Our arrival and journey from plane to exit is surprisingly straightforward. I quickly put on my Abaya and head gear on before leaving the plane and glide through the airport quite liking the feel of it. Having heard stories of intimidating officials, and strict censorship customs, I was expecting at least a luggage check but nothing. We were even invited to jump the very long snail paced passport control queue because we had children. But once out in the main airport hall, the differences start to hit. The crowd of people waiting is 99% male, and 100% Arabic. Most are wearing their traditional attire: white long tobes with a red and white chequered head set (shma) with black ring. I feel again out of place but as men are not allowed to stare at another man’s wife, I’m pretty much left alone and I don’t feel intimated. It took over an hour for the hotel’s taxi to find us, not sure why exactly, despite numerous phone calls (via a third party as the taxi driver didn’t speak English) there appeared to be a misunderstanding as to our exact location in the airport. Anyhow, when it did turn up the car was too small, we have so much luggage we had to take two taxis to Heathrow that morning and had checked in 13 items of luggage! So although we had asked for a people carrier, this standard Ford turned up and there was no way we were going to all everything in. It seems that this is how life is here, things are u

npredictable, you ask for one thing and get another. After causing some commotion as various taxi drivers tried to entice us in their equally small cars, we finally managed to find a people carrier, blissfully air conditioned, and we all piled in.  It’s a miracle that nothing got lost out of the 20 or so various items we were carrying with us. 

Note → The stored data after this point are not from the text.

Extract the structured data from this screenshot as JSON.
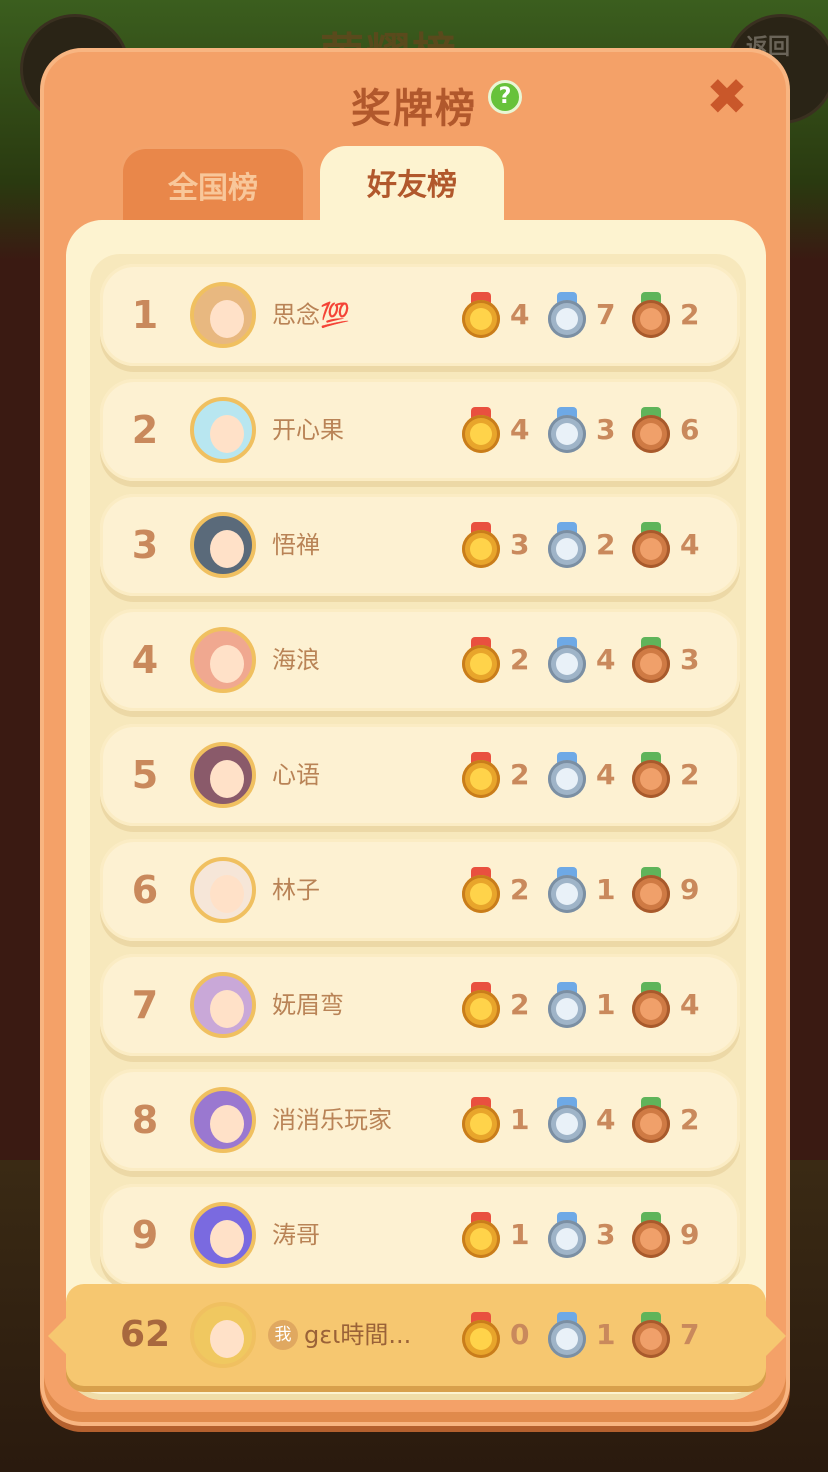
{
  "background": {
    "title": "荣耀榜",
    "back_label": "返回"
  },
  "panel": {
    "title": "奖牌榜",
    "help_glyph": "?",
    "close_glyph": "✖"
  },
  "tabs": [
    {
      "label": "全国榜",
      "active": false
    },
    {
      "label": "好友榜",
      "active": true
    }
  ],
  "rows": [
    {
      "rank": "1",
      "name": "思念💯",
      "gold": "4",
      "silver": "7",
      "bronze": "2",
      "avatar_color": "#e8b880"
    },
    {
      "rank": "2",
      "name": "开心果",
      "gold": "4",
      "silver": "3",
      "bronze": "6",
      "avatar_color": "#b8e6f0"
    },
    {
      "rank": "3",
      "name": "悟禅",
      "gold": "3",
      "silver": "2",
      "bronze": "4",
      "avatar_color": "#5a6a7a"
    },
    {
      "rank": "4",
      "name": "海浪",
      "gold": "2",
      "silver": "4",
      "bronze": "3",
      "avatar_color": "#f0a890"
    },
    {
      "rank": "5",
      "name": "心语",
      "gold": "2",
      "silver": "4",
      "bronze": "2",
      "avatar_color": "#8a5a6a"
    },
    {
      "rank": "6",
      "name": "林子",
      "gold": "2",
      "silver": "1",
      "bronze": "9",
      "avatar_color": "#f6e6d8"
    },
    {
      "rank": "7",
      "name": "妩眉弯",
      "gold": "2",
      "silver": "1",
      "bronze": "4",
      "avatar_color": "#c9a8d8"
    },
    {
      "rank": "8",
      "name": "消消乐玩家",
      "gold": "1",
      "silver": "4",
      "bronze": "2",
      "avatar_color": "#9a78d0"
    },
    {
      "rank": "9",
      "name": "涛哥",
      "gold": "1",
      "silver": "3",
      "bronze": "9",
      "avatar_color": "#7a6ae0"
    }
  ],
  "self": {
    "rank": "62",
    "me_badge": "我",
    "name": "gεɩ時間...",
    "gold": "0",
    "silver": "1",
    "bronze": "7",
    "avatar_color": "#f0c860"
  },
  "colors": {
    "panel": "#f4a168",
    "title": "#b1582c",
    "row": "#fdf1d2",
    "rank": "#c9895c"
  }
}
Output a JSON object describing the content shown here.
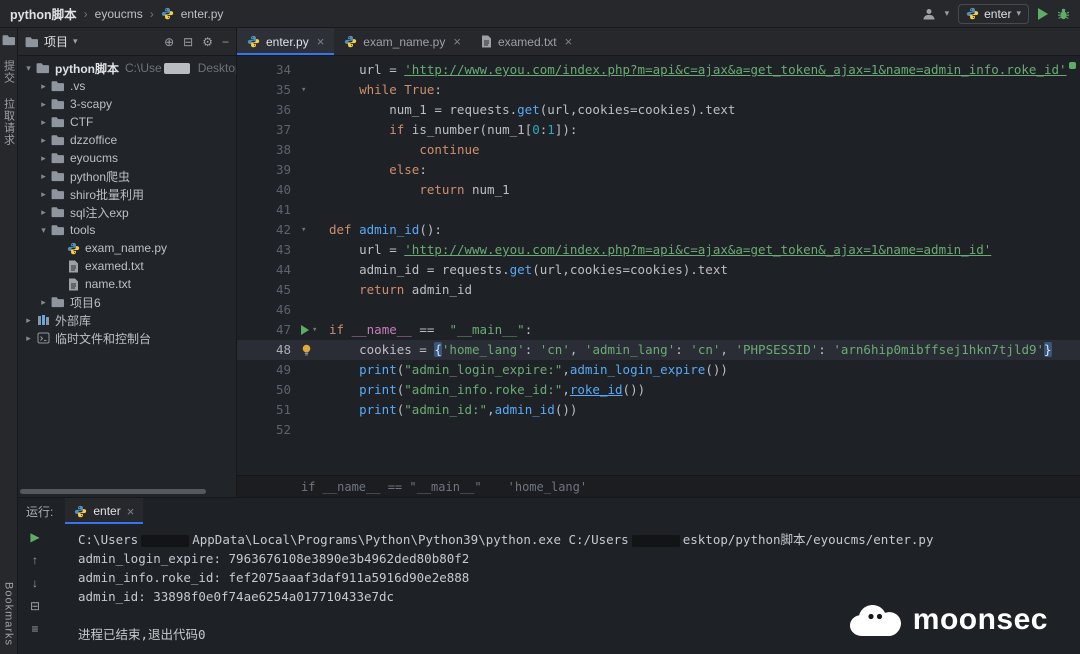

We arrive at our serviced apartments, and marvel at the size, everything is big, high ceilings, large spacious rooms. Space is not at a premium here and everything is spread out, roads are wide, houses are big. We calculate that the children’s bedroom is probably the size of the first floor of our house in London. And this is not a particularly upmarket place. Very quickly the place looks like a bombsite as various things get unpacked and spread around. 

<-- our apartment block

Next challenge, getting some food, we haven’t had anything to eat in 8 hours so we enquire about food and are handed over some take away menus. But as we look through the menus, the only thing we can make out is a Dominos logo, everything else is in Arabic, even the phone numbers. One of the porters kindly converts the phone numbers and as Dominos weren’t answering their phone (something else to get used to), we decide to go with some local food and order things at random as we have no idea what’s what. We’re in for a bit of a surprise when the food turns up as it takes 4 people to bring it all in. We have a banquet on our hands! There’s enough for a dozen people but it’s delicious, divine fresh juice smoothies, naan style bread, kebabs, houmous, aubergine paste, bright pink pickled vegetables and some other vegetable assortments. Boy did we enjoy it. 

That pretty much ends the day, we’re all off to bed after that, Rosalie is on a mattress on the floor (we decided to leave the travel cot behind to limit our luggage weight) which she loves as she can get up and wonder around as she pleases. Takes a while to get her settled but she is so tired she finally collapses. Same with the parents. Morning starts early, as I hear Rosalie wondering around the apartment in the dark at 4am UK time, she’s looking for us and I find her at the front door trying to get out! Dirk kindly does the early morning shift, while we all try and get more sleep. Seb is next, in true Seb style he wakes up in a real state convinced he is being attacked by a swarm of insects, and is adamant that he can hear buzzing inside his head. I send him back and tell him it’s all a bad dream Unfortunately when the children wake up, I realise that we’ve got some company, and they sure had a feast during the night, Seb and Rosalie get off lightly but poor Oliver is covered in large ugly mosquito bites, we counted 40 in total including one on his ear which has caused it to swell up and turn a deep red.  Poor Oli, he doesn’t complain though.